Why can't you debate without personalizing? You notice I neither advocate for nor against a policy based on your existence? I never mention your parents or family. Proper debate is evidence based, and dispassionate. It requires no character assassination.

You're welcome to disagree with me; but marshal facts in favour of your position.

Its not personal, its logic. If you think my logic is off, show me why. You're the one who is arguing for cracking down on STR in urban/suburban areas (I agree); but then asking for a carve-out to protect upper-middle income and wealthy property owners in cottage country.

The onus is on you to establish the meritorious nature of that carve out.
 
The Globe and Mail is on a full court press to try to drum up sympathy for all those "average" Canadians (+/1 0.1% of all Canadians) who realize huge capital gains in a single year by selling a cottage, investment property or very large investment portfolio.

 
The Globe and Mail is on a full court press to try to drum up sympathy for all those "average" Canadians (+/1 0.1% of all Canadians) who realize huge capital gains in a single year by selling a cottage, investment property or very large investment portfolio.
Trudeau is just asking to get smoked in the next election. He's forgetting who votes in this country, and it's not young adults.
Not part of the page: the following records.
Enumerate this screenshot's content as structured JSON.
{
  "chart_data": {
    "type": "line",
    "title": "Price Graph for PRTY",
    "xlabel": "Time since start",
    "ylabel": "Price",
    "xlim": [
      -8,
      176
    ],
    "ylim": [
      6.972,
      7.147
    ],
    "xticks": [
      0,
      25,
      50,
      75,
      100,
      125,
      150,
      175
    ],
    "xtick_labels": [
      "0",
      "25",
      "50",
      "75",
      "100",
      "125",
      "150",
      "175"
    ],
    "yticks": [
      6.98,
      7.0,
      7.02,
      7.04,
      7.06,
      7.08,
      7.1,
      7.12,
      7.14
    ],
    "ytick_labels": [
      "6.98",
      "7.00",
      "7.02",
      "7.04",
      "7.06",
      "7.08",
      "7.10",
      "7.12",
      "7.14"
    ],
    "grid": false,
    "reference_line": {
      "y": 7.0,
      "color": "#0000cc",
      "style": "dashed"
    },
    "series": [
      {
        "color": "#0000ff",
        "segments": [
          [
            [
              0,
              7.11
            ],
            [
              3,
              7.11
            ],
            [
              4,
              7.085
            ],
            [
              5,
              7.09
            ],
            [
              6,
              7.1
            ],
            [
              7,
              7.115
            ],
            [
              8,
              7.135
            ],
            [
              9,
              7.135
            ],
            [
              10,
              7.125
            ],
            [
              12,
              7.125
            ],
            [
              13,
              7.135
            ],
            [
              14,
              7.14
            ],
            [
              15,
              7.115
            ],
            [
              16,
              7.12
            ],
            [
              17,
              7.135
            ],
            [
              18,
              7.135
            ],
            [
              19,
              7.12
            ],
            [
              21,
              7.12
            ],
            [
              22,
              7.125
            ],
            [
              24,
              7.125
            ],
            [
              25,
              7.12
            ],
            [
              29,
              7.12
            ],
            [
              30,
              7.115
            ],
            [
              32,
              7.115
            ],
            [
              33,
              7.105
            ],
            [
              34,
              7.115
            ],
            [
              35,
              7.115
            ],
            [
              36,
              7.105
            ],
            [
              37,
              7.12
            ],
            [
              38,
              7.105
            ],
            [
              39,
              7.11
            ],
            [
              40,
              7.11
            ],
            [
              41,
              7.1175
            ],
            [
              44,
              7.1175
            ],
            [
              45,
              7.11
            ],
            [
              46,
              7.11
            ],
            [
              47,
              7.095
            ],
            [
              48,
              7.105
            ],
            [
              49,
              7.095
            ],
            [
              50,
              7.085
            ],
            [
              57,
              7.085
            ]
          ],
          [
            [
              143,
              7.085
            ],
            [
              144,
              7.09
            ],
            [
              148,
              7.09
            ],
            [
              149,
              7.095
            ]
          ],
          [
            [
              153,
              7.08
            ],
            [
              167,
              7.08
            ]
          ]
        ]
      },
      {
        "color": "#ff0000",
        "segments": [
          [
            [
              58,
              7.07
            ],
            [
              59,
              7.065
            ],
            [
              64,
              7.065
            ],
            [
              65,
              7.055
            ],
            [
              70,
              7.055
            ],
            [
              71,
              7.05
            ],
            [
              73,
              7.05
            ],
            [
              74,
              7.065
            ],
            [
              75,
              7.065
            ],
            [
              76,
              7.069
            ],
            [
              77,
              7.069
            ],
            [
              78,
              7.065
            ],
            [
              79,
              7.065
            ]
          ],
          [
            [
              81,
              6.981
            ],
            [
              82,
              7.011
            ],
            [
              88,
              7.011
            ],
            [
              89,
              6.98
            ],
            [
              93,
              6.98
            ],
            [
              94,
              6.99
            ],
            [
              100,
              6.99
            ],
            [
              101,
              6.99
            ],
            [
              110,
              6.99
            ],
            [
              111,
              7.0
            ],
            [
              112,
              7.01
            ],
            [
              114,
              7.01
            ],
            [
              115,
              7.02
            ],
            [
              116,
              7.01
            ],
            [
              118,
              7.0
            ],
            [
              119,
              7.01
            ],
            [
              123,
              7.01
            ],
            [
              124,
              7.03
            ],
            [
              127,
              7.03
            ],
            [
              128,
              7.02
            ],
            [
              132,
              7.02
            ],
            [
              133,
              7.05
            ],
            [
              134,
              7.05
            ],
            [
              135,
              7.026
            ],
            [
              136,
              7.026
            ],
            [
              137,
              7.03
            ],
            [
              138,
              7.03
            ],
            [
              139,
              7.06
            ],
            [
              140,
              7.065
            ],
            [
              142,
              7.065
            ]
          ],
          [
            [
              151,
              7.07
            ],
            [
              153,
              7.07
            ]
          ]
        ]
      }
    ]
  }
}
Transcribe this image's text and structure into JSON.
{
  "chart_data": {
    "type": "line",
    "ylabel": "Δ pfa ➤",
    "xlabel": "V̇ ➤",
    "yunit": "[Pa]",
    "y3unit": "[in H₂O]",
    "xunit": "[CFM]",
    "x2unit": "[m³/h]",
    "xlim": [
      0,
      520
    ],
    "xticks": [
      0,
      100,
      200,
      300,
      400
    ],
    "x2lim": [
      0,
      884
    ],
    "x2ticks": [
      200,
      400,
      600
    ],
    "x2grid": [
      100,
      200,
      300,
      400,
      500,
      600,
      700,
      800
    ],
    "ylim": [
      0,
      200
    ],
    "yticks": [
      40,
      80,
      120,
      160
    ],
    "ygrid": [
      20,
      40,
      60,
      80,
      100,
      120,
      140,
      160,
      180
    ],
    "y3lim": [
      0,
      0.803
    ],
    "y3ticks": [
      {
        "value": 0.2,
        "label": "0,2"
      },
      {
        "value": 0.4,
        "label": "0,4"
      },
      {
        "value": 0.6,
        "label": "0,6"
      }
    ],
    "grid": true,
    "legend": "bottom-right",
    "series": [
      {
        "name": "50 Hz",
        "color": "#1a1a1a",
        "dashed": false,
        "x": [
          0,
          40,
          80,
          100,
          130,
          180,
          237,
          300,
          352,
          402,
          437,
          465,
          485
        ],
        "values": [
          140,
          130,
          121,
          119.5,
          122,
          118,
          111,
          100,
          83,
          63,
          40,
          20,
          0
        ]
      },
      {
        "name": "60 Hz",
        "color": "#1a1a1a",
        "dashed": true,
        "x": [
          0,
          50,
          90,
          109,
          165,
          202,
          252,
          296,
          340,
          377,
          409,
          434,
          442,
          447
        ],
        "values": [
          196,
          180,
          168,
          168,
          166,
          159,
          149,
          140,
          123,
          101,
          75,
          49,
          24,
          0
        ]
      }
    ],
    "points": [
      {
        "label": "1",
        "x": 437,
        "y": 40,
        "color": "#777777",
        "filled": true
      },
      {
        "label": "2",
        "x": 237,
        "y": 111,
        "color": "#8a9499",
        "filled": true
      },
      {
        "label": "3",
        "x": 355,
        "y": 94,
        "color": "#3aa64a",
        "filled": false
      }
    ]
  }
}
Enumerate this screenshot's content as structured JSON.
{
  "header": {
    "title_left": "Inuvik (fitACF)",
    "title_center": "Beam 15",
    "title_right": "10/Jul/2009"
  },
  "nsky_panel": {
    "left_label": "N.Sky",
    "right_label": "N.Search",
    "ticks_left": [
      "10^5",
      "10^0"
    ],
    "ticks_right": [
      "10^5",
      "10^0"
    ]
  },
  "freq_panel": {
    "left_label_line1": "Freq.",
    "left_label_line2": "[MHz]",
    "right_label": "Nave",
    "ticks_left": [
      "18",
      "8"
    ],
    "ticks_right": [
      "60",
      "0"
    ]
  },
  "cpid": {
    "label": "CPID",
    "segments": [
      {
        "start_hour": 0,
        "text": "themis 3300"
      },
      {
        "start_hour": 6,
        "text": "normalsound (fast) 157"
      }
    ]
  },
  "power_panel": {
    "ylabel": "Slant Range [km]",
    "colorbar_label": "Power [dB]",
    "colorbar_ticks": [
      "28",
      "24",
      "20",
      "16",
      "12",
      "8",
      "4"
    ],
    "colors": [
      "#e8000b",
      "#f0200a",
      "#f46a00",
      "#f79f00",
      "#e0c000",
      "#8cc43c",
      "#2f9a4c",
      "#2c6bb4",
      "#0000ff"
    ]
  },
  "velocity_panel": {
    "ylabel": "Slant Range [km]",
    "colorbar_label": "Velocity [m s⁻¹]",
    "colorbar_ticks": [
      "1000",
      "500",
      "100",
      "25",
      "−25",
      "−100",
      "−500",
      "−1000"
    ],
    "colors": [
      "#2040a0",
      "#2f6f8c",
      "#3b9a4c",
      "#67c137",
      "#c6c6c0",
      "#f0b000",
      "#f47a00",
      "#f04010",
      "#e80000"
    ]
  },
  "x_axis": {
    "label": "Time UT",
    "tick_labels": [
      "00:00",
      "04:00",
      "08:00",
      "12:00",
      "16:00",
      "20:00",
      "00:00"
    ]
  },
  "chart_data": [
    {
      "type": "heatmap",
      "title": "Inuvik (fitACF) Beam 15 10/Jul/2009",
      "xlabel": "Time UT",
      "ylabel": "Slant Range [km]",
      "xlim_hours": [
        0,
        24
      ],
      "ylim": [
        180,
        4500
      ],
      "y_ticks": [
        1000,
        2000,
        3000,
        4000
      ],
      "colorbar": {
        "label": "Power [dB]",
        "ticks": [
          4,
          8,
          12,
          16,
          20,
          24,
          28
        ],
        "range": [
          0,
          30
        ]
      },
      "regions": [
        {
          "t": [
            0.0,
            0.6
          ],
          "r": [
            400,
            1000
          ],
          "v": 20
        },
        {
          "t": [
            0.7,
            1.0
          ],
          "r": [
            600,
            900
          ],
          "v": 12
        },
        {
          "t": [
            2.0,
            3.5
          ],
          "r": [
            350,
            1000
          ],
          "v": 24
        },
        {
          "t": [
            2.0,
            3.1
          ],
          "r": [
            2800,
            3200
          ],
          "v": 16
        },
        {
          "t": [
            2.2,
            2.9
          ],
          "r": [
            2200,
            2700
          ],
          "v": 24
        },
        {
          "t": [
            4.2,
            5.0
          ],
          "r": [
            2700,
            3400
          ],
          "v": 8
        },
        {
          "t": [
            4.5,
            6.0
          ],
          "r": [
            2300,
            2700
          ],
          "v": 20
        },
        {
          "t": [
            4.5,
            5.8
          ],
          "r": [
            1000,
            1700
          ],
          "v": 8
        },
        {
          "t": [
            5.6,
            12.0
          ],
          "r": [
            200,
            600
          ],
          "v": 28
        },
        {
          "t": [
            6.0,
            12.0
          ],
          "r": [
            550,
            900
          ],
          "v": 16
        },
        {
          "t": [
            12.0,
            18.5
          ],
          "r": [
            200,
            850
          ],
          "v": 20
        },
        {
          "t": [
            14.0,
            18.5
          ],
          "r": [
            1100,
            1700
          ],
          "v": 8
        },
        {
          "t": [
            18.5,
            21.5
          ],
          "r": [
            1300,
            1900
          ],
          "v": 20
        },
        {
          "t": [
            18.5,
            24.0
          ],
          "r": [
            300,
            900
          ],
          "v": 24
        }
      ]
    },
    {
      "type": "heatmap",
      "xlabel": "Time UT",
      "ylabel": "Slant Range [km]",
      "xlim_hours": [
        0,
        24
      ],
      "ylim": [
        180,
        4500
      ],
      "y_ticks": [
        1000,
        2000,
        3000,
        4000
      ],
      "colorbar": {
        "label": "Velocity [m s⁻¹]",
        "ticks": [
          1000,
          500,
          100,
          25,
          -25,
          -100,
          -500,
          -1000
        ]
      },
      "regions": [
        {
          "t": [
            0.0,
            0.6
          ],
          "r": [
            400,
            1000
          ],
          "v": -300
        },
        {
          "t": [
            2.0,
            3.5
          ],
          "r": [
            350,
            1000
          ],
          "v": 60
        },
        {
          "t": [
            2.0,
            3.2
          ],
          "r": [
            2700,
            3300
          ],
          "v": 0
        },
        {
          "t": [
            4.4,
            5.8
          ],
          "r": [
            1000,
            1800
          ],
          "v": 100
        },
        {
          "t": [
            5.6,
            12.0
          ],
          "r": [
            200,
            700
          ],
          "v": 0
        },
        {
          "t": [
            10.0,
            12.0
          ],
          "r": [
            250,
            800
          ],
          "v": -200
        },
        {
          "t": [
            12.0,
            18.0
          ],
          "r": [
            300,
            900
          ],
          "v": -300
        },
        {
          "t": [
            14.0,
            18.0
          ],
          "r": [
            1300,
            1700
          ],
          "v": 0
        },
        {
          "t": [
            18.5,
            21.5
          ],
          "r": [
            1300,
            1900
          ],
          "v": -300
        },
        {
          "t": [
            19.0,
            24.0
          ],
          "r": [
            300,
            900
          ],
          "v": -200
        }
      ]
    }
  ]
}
Instead of tax and spend, why not look at the USA and ask what they're doing to get unemployment to below 4% when we're over 6%?
 
Why can't you debate without personalizing?

I could ask you the same:

However, I'm not ok w/my tax dollars going to support the home ownership ambitions of a household whose income is higher than my own.

You seem to think national policy should be built entirely around your life. Well then, it behooves us to discuss your life.
 
Trudeau is just asking to get smoked in the next election. He's forgetting who votes in this country, and it's not young adults.

Instead of tax and spend, why not look at the USA and ask what they're doing to get unemployment to below 4% when we're over 6%?

You mean substantially taxing capital gains from housing (which they limit to $250k per person for life on their principal residence) and running a 6% national deficit?
 
but then asking for a carve-out to protect upper-middle income and wealthy property owners in cottage country.

There's no "carve-out". Rules against STRs are regional not national. It's actually you asking for further regulation. I've simply argued the feds shouldn't be sticking their nose in areas that aren't really a problem. And the ownership demographics of cottages isn't a national problem.
 
Yes but keep in mind how deep in debt the US is.
We're catching up. Our total national (fed+prov) debt has doubled in just 15 years. But I'm not sure government debt really matters. Is Canada better off with a total federal/provincial debt per capita that is lower than the that of the US?
 
You seem to think national policy should be built entirely around your life.

Pejorative and personal and unnecessary and inaccurate. Stop!

Well then, it behooves us to discuss your life.

I have not cited your income in discussing Old Age Security.

Why? Because its anecdotal, and because 'perspective' is by definition subjective, you're ok to make a subjective observation as am I; they just shouldn't be confused with hard facts. I have provided hard facts.